© sxc.huTradition oblige, ils doivent être attribués l'un après l'autre, à quelques minutes d'intervalle. Après le Grand prix du roman de l'Académie française jeudi, c'est au tour du prix Goncourt d'être attribué ce lundi à 12h45, juste avant le Renaudot. Avec une un quart d'heure d'avance toutefois par rapport à l'habitude. Les jurés Renaudot décerneront également pour la première fois un "Prix Renaudot poche".
Pour le Goncourt, le dernier carré est composé de deux femmes, deux hommes : Laurent Mauvignier pour "Des hommes" (Minuit), Marie NDiaye pour "Trois femmes puissantes" (Gallimard), Jean-Philippe Toussaint pour "La vérité sur Marie" (Minuit) et Delphine de Vigan pour "Les heures souterraines" (JC Lattès). Marie NDiaye, 42 ans, dont "Trois femmes puissantes" est l'un des succès de l'automne, avec un tirage de 140.000 exemplaires, réconcilie le public et la critique. Remarquée l'an dernier avec "No et moi", Delphine de Vigan représente pour sa part la jeune génération des auteurs français. Dans son cinquième livre, elle raconte une histoire de harcèlement moral. Succès critique également pour Laurent Mauvignier, 42 ans, avec "Des hommes", dont les personnages vivent le drame de la guerre d'Algérie, et le Belge Jean-Philippe Toussaint, 51 ans, dont "La vérité sur Marie" prolonge ses précédents récits, "Faire l'amour" et "Fuir" (Prix Médicis 2005).
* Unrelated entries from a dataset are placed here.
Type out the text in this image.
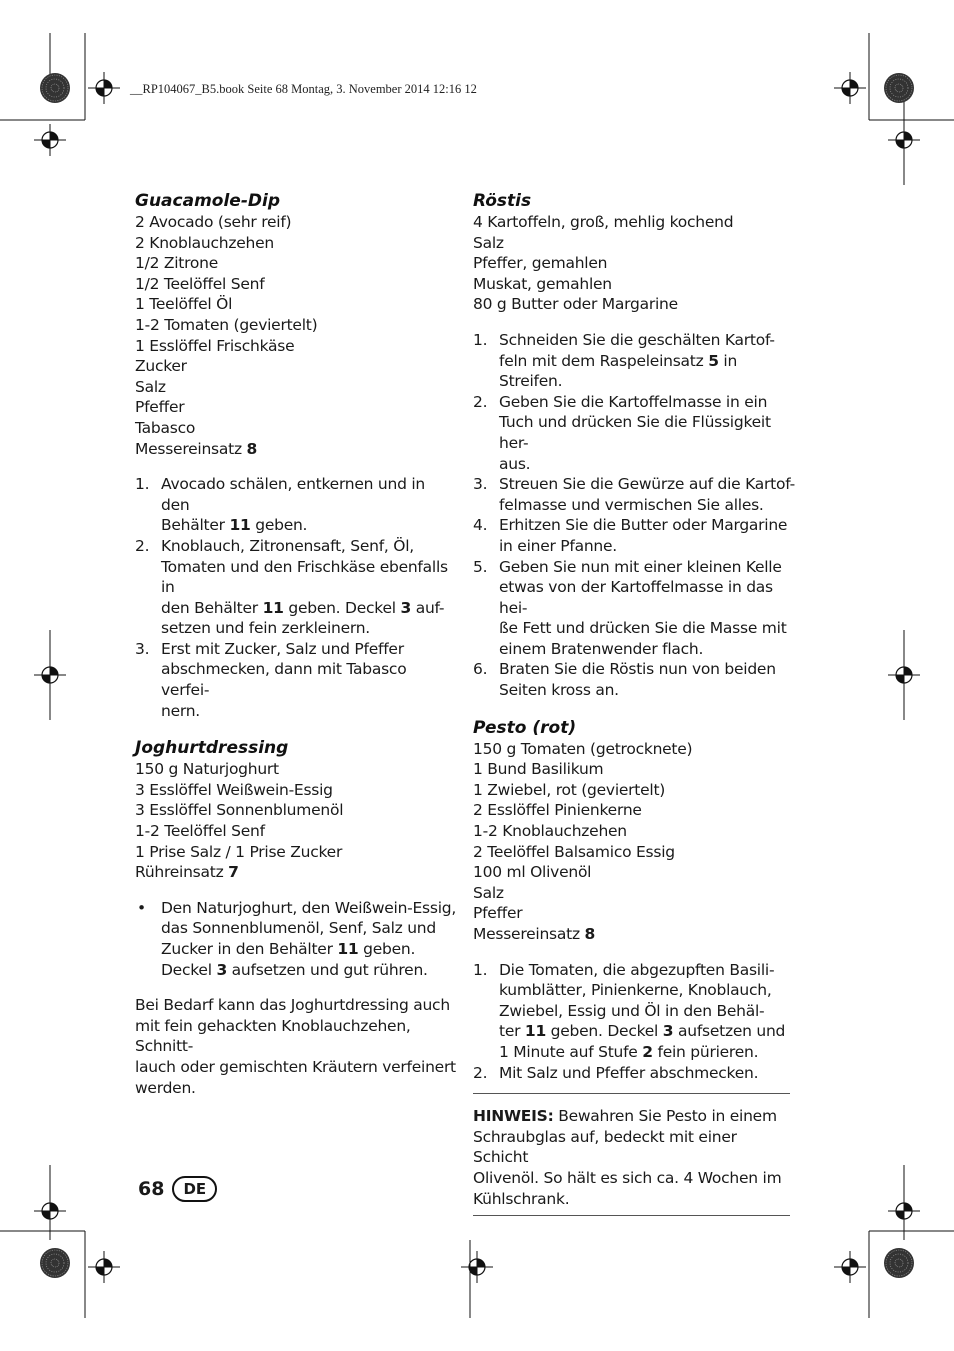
__RP104067_B5.book Seite 68 Montag, 3. November 2014 12:16 12
Guacamole-Dip
2 Avocado (sehr reif)
2 Knoblauchzehen
1/2 Zitrone
1/2 Teelöffel Senf
1 Teelöffel Öl
1-2 Tomaten (geviertelt)
1 Esslöffel Frischkäse
Zucker
Salz
Pfeffer
Tabasco
Messereinsatz 8
1. Avocado schälen, entkernen und in den
Behälter 11 geben.
2. Knoblauch, Zitronensaft, Senf, Öl,
Tomaten und den Frischkäse ebenfalls in
den Behälter 11 geben. Deckel 3 auf-
setzen und fein zerkleinern.
3. Erst mit Zucker, Salz und Pfeffer
abschmecken, dann mit Tabasco verfei-
nern.
Joghurtdressing
150 g Naturjoghurt
3 Esslöffel Weißwein-Essig
3 Esslöffel Sonnenblumenöl
1-2 Teelöffel Senf
1 Prise Salz / 1 Prise Zucker
Rühreinsatz 7
• Den Naturjoghurt, den Weißwein-Essig,
das Sonnenblumenöl, Senf, Salz und
Zucker in den Behälter 11 geben.
Deckel 3 aufsetzen und gut rühren.
Bei Bedarf kann das Joghurtdressing auch
mit fein gehackten Knoblauchzehen, Schnitt-
lauch oder gemischten Kräutern verfeinert
werden.
Röstis
4 Kartoffeln, groß, mehlig kochend
Salz
Pfeffer, gemahlen
Muskat, gemahlen
80 g Butter oder Margarine
1. Schneiden Sie die geschälten Kartof-
feln mit dem Raspeleinsatz 5 in Streifen.
2. Geben Sie die Kartoffelmasse in ein
Tuch und drücken Sie die Flüssigkeit her-
aus.
3. Streuen Sie die Gewürze auf die Kartof-
felmasse und vermischen Sie alles.
4. Erhitzen Sie die Butter oder Margarine
in einer Pfanne.
5. Geben Sie nun mit einer kleinen Kelle
etwas von der Kartoffelmasse in das hei-
ße Fett und drücken Sie die Masse mit
einem Bratenwender flach.
6. Braten Sie die Röstis nun von beiden
Seiten kross an.
Pesto (rot)
150 g Tomaten (getrocknete)
1 Bund Basilikum
1 Zwiebel, rot (geviertelt)
2 Esslöffel Pinienkerne
1-2 Knoblauchzehen
2 Teelöffel Balsamico Essig
100 ml Olivenöl
Salz
Pfeffer
Messereinsatz 8
1. Die Tomaten, die abgezupften Basili-
kumblätter, Pinienkerne, Knoblauch,
Zwiebel, Essig und Öl in den Behäl-
ter 11 geben. Deckel 3 aufsetzen und
1 Minute auf Stufe 2 fein pürieren.
2. Mit Salz und Pfeffer abschmecken.
HINWEIS: Bewahren Sie Pesto in einem
Schraubglas auf, bedeckt mit einer Schicht
Olivenöl. So hält es sich ca. 4 Wochen im
Kühlschrank.
68	DE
Toussaint et Mauvignier sont publiés aux éditions de Minuit, seules à placer deux titres dans la dernière sélection. Ecrivains reconnus, déjà primés ces dernières années - NDiaye Femina 2001, Mauvignier Livre Inter 2001, Toussaint Médicis 2005, de Vigan Prix des libraires 2008... -, ils peuvent espérer franchir lundi un nouveau palier.
Pour le Prix Renaudot, Frédéric Beigbeder, chroniqueur littéraire multicartes, a lui aussi remporté un succès public avec "Un roman français" (Grasset), son livre le plus personnel. Egalement en lice, "L'annonce" (Buchet Chastel) de Marie-Hélène Lafon bénéficie du bouche à oreille. Pour leur prix de l'essai, les jurés Renaudot ont récupéré sur leur dernière liste les mémoires de l'écrivain et résistant Daniel Cordier, "Alias Caracalla" (Gallimard), que les Goncourt avaient fait figurer sur leur première sélection. Un hommage et peut-être une consécration littéraire pour l'ancien secrétaire de Jean Moulin, âgé de 87 ans.
Jeudi, le Grand Prix du roman de l'Académie française, qui ouvre la saison des prix littéraires, avait été décerné à Pierre Michon pour son roman "Les Onze" (Verdier). Pierre Michon a obtenu douze voix au troisième tour de scrutin, contre six à Renaud Camus ("Loin") et une à Bruno de Cessole ("Le moins aimé"). Hélène Carrère d'Encausse, secrétaire perpétuel, a souligné après l'annonce du lauréat que l'Académie française a également récompensé Pierre Michon pour l'ensemble de son oeuvre, qu'elle a qualifiée de "considérable". "Les Onze" est un récit d'une centaine de pages sur une toile exposée au Louvre représentant le Comité de salut public durant la Révolution française : Robespierre, Carnot, Saint-Just... Michon retrace dans ce livre de pure littérature l'histoire de ce tableau imaginaire.